Direct writing, for instance, TPP or laser ablation, is an important tool to fabricate cell scaffolds and microfluidic devices such as microneedles or analytic tools. Structure sizes of several hundreds of nanometers are achieved with TPP, which can be further reduced when STED is combined with TPP. With STED lithography, the lowest possible structure size is around a few tens of nanometers. This makes it possible to build cell scaffolds, where cell growth can be guided and directed with a combination of micro- and nano-sized structures. Microneedles profit from their size as minimal-invasive meddling with the body is highly desirable. Stability of the structure and fluid properties can limit the application of microneedles. TPP as well as DLW SM was also used in the fabrication of microfluidic channels, of analysis platforms, and of various sensors for biomedical applications. Examples of DLW SM are capillary channels capable of unidirectional liquid transport bio-inspired by spermathecae of fleas, by the integument of lizards, and by scent channels of bark bugs. Others are nanoanchors written by STED lithography which help to unravel the role of vWF in thrombocyte activation or tools written by 2PP which increase the resolution in imaging of single cells. On the other hand, also LIPSS are useful in these fields allowing the fabrication of SERS sensors which are employed for a wide range of applications such as the detection of cancer cell metabolites.

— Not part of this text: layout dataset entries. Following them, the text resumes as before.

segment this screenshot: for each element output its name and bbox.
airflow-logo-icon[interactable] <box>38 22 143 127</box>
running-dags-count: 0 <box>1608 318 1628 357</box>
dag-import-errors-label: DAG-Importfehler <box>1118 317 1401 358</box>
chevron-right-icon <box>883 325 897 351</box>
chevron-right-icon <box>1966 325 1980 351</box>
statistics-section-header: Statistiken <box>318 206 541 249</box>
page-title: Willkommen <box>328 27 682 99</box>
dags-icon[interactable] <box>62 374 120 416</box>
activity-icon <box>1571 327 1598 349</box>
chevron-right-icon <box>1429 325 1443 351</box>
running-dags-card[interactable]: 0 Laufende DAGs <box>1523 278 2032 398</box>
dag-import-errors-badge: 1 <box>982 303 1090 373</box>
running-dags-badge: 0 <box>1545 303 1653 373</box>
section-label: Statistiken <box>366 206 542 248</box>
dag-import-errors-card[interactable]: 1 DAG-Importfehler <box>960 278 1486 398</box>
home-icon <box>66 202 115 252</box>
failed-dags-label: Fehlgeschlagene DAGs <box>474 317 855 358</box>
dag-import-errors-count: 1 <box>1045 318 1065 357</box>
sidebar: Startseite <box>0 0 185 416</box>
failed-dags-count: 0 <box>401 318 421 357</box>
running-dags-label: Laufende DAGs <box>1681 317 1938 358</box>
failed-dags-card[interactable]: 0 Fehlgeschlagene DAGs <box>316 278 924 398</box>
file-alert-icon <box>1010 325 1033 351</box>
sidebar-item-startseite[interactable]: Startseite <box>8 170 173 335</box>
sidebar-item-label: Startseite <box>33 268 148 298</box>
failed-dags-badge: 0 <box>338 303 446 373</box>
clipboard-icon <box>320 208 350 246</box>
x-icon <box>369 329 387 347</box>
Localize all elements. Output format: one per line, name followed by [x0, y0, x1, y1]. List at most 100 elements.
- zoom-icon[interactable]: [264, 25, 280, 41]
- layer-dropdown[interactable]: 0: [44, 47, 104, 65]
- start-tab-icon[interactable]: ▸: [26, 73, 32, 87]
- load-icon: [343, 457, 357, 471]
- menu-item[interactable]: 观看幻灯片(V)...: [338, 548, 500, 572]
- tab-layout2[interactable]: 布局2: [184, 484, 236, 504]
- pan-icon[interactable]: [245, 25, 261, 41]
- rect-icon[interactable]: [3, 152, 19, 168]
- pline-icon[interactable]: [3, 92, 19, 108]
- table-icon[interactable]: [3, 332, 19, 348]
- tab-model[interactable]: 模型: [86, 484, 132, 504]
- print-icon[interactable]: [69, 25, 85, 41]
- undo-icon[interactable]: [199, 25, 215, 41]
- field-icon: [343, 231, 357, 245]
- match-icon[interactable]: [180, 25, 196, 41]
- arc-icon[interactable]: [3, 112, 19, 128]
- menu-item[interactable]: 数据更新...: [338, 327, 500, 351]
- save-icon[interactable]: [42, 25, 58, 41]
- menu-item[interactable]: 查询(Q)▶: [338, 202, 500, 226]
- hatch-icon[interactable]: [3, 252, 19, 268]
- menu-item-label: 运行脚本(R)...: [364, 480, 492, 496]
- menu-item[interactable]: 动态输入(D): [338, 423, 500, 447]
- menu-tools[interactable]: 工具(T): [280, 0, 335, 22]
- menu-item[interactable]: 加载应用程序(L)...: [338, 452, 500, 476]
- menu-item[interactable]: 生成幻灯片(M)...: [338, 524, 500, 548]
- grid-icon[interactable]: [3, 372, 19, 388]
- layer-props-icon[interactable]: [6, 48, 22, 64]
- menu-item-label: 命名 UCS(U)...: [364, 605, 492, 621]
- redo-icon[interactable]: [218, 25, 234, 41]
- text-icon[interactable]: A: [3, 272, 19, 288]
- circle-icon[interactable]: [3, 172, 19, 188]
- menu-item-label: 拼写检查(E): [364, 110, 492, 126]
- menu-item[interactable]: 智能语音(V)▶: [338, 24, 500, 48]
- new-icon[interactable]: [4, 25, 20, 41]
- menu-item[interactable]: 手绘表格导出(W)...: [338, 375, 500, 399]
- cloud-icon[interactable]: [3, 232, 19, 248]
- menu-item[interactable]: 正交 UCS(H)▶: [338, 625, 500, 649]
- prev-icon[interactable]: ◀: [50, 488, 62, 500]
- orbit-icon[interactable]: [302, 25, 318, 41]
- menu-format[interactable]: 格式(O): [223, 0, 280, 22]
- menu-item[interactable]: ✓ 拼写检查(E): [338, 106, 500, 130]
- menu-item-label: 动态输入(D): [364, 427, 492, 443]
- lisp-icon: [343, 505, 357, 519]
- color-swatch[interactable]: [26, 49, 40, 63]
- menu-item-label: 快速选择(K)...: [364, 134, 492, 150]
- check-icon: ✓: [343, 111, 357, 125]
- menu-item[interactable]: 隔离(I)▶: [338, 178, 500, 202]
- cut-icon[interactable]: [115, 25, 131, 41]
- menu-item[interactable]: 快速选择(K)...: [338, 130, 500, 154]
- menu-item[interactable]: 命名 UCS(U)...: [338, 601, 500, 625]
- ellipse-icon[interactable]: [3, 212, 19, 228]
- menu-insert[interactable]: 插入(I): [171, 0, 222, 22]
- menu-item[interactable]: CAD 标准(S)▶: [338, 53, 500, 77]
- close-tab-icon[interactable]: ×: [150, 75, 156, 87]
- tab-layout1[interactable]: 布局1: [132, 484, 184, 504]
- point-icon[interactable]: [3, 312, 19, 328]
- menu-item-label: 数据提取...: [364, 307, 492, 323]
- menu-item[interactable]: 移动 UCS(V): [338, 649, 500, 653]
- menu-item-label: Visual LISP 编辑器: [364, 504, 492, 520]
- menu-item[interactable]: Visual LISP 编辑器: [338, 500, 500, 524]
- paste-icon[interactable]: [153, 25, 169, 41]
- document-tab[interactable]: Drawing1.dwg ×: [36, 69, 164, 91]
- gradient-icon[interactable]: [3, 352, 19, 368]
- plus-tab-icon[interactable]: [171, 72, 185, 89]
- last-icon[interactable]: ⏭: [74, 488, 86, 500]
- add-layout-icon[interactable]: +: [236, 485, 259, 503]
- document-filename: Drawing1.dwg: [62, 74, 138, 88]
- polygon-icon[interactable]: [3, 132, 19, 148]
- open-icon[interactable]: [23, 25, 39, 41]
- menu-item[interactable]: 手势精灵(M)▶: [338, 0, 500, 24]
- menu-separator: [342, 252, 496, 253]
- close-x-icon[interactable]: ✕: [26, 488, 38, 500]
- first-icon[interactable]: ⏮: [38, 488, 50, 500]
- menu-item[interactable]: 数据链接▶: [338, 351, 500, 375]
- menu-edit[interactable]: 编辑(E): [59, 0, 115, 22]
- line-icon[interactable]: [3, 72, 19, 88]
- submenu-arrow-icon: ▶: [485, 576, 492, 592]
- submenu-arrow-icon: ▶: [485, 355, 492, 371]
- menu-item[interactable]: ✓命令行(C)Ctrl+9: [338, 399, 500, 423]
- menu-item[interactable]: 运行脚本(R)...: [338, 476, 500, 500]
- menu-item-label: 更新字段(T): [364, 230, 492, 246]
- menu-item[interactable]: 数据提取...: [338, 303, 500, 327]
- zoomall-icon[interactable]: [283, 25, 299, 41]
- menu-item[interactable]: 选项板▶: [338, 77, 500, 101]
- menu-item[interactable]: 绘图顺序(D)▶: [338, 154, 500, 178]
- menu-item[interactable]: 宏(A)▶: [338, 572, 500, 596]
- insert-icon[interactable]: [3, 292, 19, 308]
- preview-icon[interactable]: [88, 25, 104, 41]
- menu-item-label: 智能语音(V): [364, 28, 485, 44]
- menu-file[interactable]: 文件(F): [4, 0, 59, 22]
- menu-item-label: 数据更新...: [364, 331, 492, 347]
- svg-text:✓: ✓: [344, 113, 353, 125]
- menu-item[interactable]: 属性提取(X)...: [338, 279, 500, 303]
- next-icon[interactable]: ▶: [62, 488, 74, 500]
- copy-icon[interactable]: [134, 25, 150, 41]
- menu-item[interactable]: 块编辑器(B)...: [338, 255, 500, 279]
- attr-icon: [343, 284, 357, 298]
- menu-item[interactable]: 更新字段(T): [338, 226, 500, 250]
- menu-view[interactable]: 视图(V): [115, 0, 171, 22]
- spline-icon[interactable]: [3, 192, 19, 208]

As trends in the field of biomedical applications, the authors identify the use of natural materials, laser processing of bio-inspired structures, as well as fast prototyping of personalized medical products. While other related fields presented in this book, especially the ones from Chap. 33, are used in practice with millions of treated patients, the methods presented in this chapter are in a preliminary stage. Using technology readiness levels (TRLs) (Table 31.3) as defined by the European UnionFootnote 1, one would assign Chap. 33 a “TRL 9 – actual system proven in operational environment” compared to a “TRL 3 – experimental proof of concept” or “TRL 4 – technology validated in lab” for the methods of this chapter. The largest challenge for the commercial implementation of these methods, that is, for production of medical implants or medical products with functional surfaces, is probably the fact that medical implants and products face quite strict regulations and standards and that the approval of new concepts is connected with high costs. This applies already for the achievement of “TRL 5 – technology validated in relevant environment” and “TRL 6 – technology demonstrated in relevant environment,” which means in many cases animal experiments or pre-clinical studies. This challenge may be balanced by the huge market volume of the related biomedical applications and their advantages compared to the currently applied technologies. Additionally, there is a strong “technology push” by the fact that ultrafast laser systems become rapidly better, that is, more user-friendly, cheaper, and faster.